Como una reacción mecánica, sale propulsado del cajón hacia la nada. Ciego, ensordecido, aturdido. No sabe donde se encuentra. No recuerda el aspecto de la plaza, la situación de la gente, de las barreras, del tablado, de la fuente. Detiene su loca carrera. Cierra los párpados para no ver aquel resplandor que le hace daño en los ojos. Trata de poner calma en medio de aquella tempestad, pero de pronto le acomete una nueva ola de pinchazos y garrotazos. Empieza de nuevo a correr de un lado a otro, en un intento inútil de huida. Tire por donde tire, en todos los lugares le espera el dolor. Corre sin sentido hasta que cae, una..., dos..., hasta cinco veces resbala en el asfalto mojado de agua y sangre.
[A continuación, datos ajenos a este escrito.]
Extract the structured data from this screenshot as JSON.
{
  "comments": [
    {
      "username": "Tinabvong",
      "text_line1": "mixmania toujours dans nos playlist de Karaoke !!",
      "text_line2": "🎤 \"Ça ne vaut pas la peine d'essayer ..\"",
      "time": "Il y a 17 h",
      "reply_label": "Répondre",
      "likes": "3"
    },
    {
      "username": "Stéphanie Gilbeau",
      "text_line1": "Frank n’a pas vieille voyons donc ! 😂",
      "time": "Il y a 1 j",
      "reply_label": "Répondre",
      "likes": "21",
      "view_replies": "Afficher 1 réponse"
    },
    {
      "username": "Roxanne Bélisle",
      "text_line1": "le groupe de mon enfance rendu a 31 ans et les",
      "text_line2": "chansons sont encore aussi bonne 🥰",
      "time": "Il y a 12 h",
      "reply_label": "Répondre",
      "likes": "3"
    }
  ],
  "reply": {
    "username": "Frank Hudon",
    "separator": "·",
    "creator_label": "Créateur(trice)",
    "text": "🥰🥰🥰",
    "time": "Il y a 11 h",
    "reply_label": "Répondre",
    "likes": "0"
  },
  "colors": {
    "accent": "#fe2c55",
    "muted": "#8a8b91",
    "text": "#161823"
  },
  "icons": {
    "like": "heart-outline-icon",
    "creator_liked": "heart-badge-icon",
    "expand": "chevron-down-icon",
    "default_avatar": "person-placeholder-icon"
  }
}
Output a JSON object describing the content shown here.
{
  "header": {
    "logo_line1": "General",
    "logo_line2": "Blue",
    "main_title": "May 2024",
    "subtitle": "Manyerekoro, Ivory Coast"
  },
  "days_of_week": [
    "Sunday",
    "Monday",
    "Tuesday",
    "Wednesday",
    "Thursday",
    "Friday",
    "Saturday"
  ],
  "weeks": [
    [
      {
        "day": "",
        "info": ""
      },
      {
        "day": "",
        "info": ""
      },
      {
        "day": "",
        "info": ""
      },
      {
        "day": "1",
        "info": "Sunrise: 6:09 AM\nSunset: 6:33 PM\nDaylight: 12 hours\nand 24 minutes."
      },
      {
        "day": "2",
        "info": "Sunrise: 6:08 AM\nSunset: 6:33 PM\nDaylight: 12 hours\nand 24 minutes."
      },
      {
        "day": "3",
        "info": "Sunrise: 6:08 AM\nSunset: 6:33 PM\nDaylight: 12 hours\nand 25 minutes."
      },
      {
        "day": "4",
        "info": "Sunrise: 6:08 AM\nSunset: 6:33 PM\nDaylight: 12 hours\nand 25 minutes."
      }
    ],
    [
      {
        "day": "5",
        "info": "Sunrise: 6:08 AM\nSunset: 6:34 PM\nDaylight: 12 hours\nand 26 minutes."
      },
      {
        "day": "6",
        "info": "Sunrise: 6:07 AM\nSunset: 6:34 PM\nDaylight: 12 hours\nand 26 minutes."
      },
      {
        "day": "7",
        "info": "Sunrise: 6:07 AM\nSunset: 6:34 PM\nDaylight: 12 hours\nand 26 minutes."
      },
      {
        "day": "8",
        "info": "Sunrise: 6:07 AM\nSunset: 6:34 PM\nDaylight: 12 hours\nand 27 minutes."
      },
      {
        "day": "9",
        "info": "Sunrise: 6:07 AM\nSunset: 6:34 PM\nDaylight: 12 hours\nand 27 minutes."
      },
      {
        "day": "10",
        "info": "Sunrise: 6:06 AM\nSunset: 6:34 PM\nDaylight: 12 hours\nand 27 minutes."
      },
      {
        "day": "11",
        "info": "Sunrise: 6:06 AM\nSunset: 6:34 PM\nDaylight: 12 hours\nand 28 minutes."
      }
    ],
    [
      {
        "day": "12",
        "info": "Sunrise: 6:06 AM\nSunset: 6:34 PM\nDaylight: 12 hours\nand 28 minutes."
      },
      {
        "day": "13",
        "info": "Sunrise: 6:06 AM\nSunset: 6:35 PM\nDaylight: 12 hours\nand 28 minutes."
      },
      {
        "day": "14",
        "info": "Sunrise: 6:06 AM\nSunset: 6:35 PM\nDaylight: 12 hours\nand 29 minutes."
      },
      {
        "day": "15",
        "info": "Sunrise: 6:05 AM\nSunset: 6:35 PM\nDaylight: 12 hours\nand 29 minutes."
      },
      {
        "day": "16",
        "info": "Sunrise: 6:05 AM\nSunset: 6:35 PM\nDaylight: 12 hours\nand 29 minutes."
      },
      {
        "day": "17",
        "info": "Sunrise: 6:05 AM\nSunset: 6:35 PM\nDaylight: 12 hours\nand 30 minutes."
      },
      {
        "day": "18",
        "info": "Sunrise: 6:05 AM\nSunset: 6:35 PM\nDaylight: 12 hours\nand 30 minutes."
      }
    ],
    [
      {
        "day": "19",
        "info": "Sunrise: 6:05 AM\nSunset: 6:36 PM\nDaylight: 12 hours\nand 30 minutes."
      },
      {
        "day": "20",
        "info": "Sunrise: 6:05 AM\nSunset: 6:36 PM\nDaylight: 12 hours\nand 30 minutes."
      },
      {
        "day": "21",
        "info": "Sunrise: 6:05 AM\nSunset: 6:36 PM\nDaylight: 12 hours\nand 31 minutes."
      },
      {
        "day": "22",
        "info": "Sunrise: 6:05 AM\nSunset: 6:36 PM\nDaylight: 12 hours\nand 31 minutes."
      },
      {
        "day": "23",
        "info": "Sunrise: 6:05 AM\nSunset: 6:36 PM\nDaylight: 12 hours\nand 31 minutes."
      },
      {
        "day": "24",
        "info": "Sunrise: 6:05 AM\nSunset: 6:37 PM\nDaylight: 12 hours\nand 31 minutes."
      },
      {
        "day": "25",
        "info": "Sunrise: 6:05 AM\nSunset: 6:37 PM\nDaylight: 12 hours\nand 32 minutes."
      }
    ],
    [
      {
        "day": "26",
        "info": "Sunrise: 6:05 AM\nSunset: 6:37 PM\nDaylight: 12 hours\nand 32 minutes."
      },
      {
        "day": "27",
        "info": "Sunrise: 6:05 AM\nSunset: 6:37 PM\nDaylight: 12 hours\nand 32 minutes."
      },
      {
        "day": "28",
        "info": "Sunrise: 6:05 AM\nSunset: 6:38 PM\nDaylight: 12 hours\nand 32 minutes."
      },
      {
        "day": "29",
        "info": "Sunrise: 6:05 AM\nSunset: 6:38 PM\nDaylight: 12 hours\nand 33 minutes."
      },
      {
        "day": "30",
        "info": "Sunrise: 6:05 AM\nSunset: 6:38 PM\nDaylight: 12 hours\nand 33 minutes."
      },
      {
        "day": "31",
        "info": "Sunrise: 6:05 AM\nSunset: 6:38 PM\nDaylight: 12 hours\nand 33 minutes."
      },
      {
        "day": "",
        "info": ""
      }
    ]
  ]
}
Las patas de atrás ya no le responden. La última vez que cae ya no se levanta. Piensa que no vale la pena volver a correr como un loco, si no hay posibilidad de huida. Decide esperar la muerte allí mismo, no les va a dar la oportunidad de gozar con su sufrimiento.

Al ver que el toro no se levanta del suelo, el jefe del espectáculo decide retirarlo y sacar el siguiente. Apagan las bolas que aún queman en sus cuernos y lo arrastran hacia el corral.

‒ No deberías haber dejado el pesebre ‒, le dijo Ratón.

‒ Yo no quería dejarlo. Fue el Papa quien me desahució, quien me despidió de mi trabajo sin ninguna indemnización por los años de servicio, sin ninguna recomendación para otro trabajo, sin posibilidad de sobrevivir.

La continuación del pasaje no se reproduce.